Hilirisasi nikel telah menjadi topik hangat dalam diskusi ekonomi dan lingkungan di Indonesia. Proses ini melibatkan pengolahan nikel mentah atau biji nikel menjadi produk akhir yang memiliki nilai tambah dan bisa diperjualbelikan sehingga menciptakan nilai ekonomi yang lebih tinggi.

Pada tahun 2019, Indonesia berhasil mengukuhkan posisinya sebagai produsen bijih nikel terbesar di dunia. Dari total produksi nikel global sebanyak 2,67 juta ton, Indonesia menyumbang sekitar 800 ribu ton. Namun, hilirisasi nikel di Indonesia tidak lepas dari kontroversi.

Sejumlah ekonom menilai bahwa Indonesia semakin ketergantungan pada investasi China dalam 10 tahun terakhir.
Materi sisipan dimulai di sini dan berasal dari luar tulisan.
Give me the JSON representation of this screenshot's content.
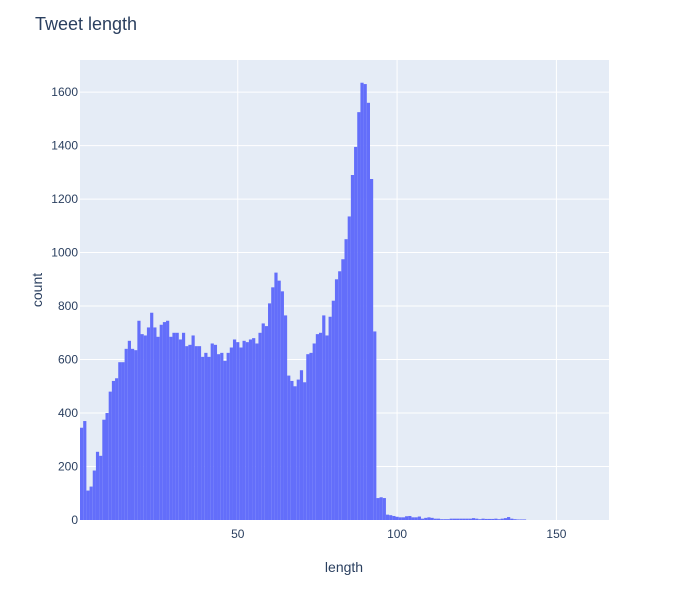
{
  "chart_data": {
    "type": "bar",
    "title": "Tweet length",
    "xlabel": "length",
    "ylabel": "count",
    "xlim": [
      0.5,
      166.5
    ],
    "ylim": [
      0,
      1720
    ],
    "xticks": [
      50,
      100,
      150
    ],
    "yticks": [
      0,
      200,
      400,
      600,
      800,
      1000,
      1200,
      1400,
      1600
    ],
    "grid": true,
    "bar_color": "#636efa",
    "plot_background": "#e5ecf6",
    "grid_color": "#ffffff",
    "text_color": "#2a3f5f",
    "series": [
      {
        "name": "",
        "x": [
          1,
          2,
          3,
          4,
          5,
          6,
          7,
          8,
          9,
          10,
          11,
          12,
          13,
          14,
          15,
          16,
          17,
          18,
          19,
          20,
          21,
          22,
          23,
          24,
          25,
          26,
          27,
          28,
          29,
          30,
          31,
          32,
          33,
          34,
          35,
          36,
          37,
          38,
          39,
          40,
          41,
          42,
          43,
          44,
          45,
          46,
          47,
          48,
          49,
          50,
          51,
          52,
          53,
          54,
          55,
          56,
          57,
          58,
          59,
          60,
          61,
          62,
          63,
          64,
          65,
          66,
          67,
          68,
          69,
          70,
          71,
          72,
          73,
          74,
          75,
          76,
          77,
          78,
          79,
          80,
          81,
          82,
          83,
          84,
          85,
          86,
          87,
          88,
          89,
          90,
          91,
          92,
          93,
          94,
          95,
          96,
          97,
          98,
          99,
          100,
          101,
          102,
          103,
          104,
          105,
          106,
          107,
          108,
          109,
          110,
          111,
          112,
          113,
          114,
          115,
          116,
          117,
          118,
          119,
          120,
          121,
          122,
          123,
          124,
          125,
          126,
          127,
          128,
          129,
          130,
          131,
          132,
          133,
          134,
          135,
          136,
          137,
          138,
          139,
          140
        ],
        "values": [
          345,
          370,
          110,
          125,
          185,
          255,
          240,
          375,
          400,
          480,
          520,
          530,
          590,
          590,
          640,
          670,
          640,
          635,
          745,
          695,
          690,
          720,
          775,
          720,
          685,
          730,
          740,
          745,
          685,
          700,
          700,
          675,
          700,
          650,
          655,
          690,
          650,
          650,
          610,
          625,
          610,
          660,
          655,
          620,
          625,
          595,
          625,
          645,
          675,
          665,
          645,
          670,
          665,
          675,
          680,
          660,
          700,
          735,
          725,
          810,
          870,
          925,
          895,
          855,
          765,
          540,
          520,
          500,
          525,
          560,
          515,
          620,
          625,
          660,
          695,
          700,
          765,
          690,
          760,
          820,
          900,
          930,
          975,
          1050,
          1135,
          1290,
          1395,
          1525,
          1635,
          1630,
          1560,
          1275,
          705,
          82,
          85,
          82,
          20,
          18,
          15,
          12,
          10,
          10,
          14,
          15,
          10,
          10,
          13,
          5,
          8,
          10,
          8,
          5,
          5,
          3,
          3,
          3,
          5,
          5,
          5,
          5,
          5,
          5,
          5,
          7,
          5,
          3,
          5,
          4,
          4,
          4,
          5,
          3,
          5,
          7,
          11,
          5,
          3,
          2,
          2,
          2
        ]
      }
    ]
  }
}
Mereka menilai “demam nikel” ini tidak berkelanjutan, karena tidak membawa efek berganda sesuai harapan dan membuat Indonesia rentan terdampak guncangan ekonomi China.
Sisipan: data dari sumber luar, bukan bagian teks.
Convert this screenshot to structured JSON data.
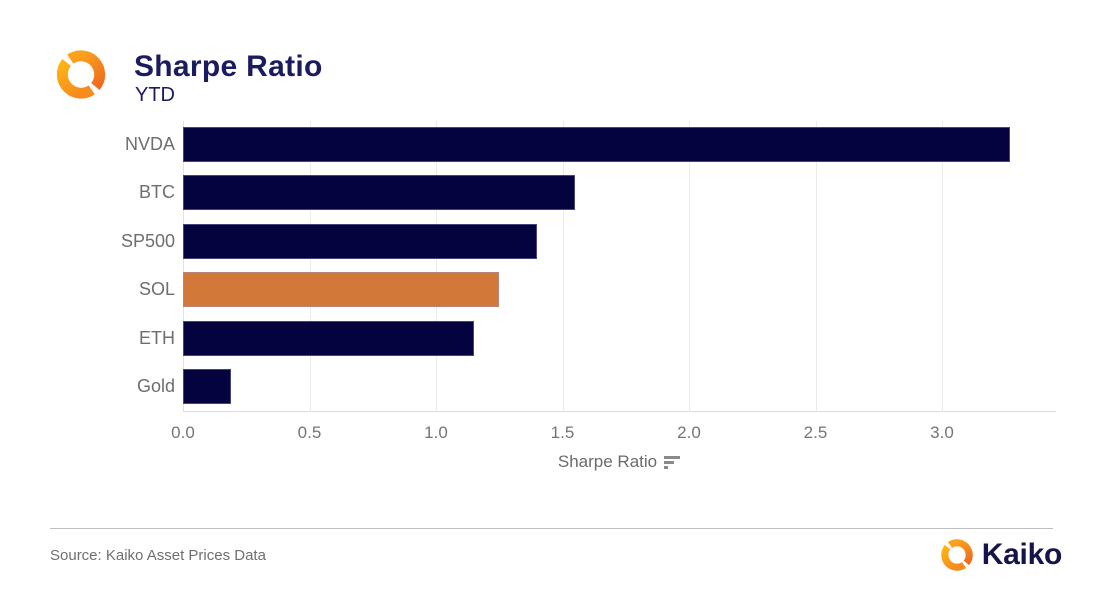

Aktivis lingkungan juga menganggap pemerintah tutup mata atas segala perampasan lahan, masalah kesehatan, dan kerusakan lingkungan yang selama ini terjadi atas nama investasi. Namun, pemerintah Indonesia tetap berpegang pada kebijakan hilirisasi nikel karena dianggap berhasil menciptakan lebih banyak lapangan kerja dibanding sebelumnya.

- Advertisement -

Kasus Korupsi Timah

Sementara itu, kasus korupsi timah telah mengejutkan publik Indonesia. Kejaksaan Agung (Kejagung) telah menetapkan sekitar 16 orang tersangka dalam kasus dugaan tindak pidana korupsi dalam tata niaga komoditas timah di wilayah Izin Usaha Pertambangan (IUP) PT Timah Tbk pada 2015-2022.

Kerugian negara akibat kasus ini diduga mencapai Rp271 triliun. Kerugian terbesar berasal dari kerusakan alam akibat pembukaan tambang timah. Kejagung menggandeng ahli lingkungan Institut Pertanian Bogor (IPB) Bambang Hero Saharjo dalam rangka menghitung kerugian yang diakibatkan kerusakan alam hasil pembukaan tambang timah.
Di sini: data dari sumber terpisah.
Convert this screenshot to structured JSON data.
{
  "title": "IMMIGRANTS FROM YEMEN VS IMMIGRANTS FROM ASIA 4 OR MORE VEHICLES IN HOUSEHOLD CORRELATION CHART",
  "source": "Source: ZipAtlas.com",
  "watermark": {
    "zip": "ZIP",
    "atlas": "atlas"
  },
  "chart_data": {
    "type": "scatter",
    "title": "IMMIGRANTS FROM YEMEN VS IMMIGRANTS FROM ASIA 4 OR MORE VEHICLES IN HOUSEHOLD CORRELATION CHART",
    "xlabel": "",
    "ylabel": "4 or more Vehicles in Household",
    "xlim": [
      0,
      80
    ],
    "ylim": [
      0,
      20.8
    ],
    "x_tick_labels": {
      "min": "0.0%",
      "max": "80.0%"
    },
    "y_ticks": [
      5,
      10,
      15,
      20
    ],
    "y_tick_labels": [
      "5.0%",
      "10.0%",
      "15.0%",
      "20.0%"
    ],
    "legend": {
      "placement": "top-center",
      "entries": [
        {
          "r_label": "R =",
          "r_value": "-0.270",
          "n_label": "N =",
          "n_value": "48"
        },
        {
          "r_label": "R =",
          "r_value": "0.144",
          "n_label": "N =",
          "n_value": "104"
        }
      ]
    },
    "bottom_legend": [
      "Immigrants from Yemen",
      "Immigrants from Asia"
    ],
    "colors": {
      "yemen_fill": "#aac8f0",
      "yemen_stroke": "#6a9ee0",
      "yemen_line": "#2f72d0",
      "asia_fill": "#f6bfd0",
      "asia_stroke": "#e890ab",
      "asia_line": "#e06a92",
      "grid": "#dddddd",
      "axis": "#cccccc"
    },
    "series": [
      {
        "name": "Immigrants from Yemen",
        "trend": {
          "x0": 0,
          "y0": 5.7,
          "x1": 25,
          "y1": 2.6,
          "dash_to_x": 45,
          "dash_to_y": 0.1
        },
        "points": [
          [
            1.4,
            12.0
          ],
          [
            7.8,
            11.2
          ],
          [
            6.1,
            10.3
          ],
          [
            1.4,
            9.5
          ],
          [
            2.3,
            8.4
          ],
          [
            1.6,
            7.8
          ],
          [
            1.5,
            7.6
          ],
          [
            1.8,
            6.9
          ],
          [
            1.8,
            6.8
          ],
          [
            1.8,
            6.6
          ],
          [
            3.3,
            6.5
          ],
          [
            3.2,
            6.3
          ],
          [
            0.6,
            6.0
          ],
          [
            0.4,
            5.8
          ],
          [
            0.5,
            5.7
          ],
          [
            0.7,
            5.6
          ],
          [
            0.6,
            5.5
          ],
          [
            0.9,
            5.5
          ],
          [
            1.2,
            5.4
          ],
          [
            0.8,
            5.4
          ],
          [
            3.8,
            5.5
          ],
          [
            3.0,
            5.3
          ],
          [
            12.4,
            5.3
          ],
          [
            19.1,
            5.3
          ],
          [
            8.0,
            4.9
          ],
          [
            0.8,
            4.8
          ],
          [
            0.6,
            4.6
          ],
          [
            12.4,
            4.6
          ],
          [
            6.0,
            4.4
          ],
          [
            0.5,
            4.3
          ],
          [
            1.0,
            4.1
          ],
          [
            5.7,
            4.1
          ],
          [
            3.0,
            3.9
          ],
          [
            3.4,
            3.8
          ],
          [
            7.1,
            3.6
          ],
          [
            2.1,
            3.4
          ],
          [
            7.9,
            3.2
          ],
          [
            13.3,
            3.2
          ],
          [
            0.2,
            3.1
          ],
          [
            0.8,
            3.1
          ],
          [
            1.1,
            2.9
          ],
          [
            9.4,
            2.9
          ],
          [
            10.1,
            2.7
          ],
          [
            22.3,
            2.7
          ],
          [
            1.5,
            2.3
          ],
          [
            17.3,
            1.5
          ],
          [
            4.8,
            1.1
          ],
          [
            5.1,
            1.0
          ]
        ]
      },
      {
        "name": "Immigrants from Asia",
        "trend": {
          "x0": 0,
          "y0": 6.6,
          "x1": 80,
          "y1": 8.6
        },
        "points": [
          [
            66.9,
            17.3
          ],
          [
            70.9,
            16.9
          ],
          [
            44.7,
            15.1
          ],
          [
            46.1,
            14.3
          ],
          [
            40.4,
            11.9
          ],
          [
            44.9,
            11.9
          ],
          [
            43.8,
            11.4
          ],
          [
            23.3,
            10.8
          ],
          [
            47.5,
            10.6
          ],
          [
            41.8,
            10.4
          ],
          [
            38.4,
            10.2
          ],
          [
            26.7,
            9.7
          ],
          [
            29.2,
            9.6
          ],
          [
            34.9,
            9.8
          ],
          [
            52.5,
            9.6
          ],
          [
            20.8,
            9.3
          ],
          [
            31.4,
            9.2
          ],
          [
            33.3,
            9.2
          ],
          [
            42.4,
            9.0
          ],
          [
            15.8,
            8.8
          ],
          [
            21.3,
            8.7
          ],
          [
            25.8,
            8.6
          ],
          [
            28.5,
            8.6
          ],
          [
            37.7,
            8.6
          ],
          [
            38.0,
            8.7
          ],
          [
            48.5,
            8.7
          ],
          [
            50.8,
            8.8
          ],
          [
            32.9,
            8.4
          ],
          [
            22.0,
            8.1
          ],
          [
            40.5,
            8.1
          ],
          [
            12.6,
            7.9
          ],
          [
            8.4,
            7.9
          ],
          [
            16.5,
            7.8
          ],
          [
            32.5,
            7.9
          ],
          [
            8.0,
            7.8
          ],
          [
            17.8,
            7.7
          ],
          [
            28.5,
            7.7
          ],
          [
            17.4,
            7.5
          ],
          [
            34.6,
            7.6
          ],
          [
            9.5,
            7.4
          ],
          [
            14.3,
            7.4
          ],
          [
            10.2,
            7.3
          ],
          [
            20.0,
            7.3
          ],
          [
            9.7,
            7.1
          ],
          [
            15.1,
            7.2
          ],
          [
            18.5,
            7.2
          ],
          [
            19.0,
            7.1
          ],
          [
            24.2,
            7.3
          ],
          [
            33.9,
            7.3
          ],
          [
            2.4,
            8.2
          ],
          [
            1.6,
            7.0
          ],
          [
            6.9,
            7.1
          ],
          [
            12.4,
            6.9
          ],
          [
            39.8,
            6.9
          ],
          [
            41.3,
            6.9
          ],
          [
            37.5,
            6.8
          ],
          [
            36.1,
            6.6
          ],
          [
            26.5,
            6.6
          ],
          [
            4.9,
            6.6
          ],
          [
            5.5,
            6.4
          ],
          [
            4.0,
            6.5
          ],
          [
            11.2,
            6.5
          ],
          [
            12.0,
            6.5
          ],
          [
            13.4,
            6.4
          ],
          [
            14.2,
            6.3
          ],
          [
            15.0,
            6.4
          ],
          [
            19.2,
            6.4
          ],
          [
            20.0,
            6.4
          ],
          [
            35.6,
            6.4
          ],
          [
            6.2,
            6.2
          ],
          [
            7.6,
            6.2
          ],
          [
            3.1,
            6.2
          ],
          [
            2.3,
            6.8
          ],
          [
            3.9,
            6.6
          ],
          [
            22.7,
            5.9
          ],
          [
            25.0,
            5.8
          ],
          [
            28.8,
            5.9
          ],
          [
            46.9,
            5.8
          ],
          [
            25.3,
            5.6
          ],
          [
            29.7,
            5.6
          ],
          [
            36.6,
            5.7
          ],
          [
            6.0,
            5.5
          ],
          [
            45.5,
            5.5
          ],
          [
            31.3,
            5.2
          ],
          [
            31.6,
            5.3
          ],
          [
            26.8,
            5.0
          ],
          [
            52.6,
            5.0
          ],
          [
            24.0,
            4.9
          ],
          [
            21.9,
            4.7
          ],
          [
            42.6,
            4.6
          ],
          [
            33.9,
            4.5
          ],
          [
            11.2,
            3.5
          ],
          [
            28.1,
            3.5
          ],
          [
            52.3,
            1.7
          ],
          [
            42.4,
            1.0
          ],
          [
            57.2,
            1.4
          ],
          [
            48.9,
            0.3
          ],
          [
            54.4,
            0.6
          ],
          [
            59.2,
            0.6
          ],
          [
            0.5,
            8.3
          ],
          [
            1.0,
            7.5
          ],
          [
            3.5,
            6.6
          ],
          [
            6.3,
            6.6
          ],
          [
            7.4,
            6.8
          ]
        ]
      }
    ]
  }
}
Indonesia memiliki potensi besar dalam industri pertambangan, terutama nikel dan timah. Namun, tantangan dalam menjaga keberlanjutan lingkungan dan mencegah korupsi menjadi hal yang harus dihadapi. Hilirisasi nikel dan kasus korupsi timah menjadi dua sisi mata uang yang menunjukkan kompleksitas industri pertambangan di Indonesia.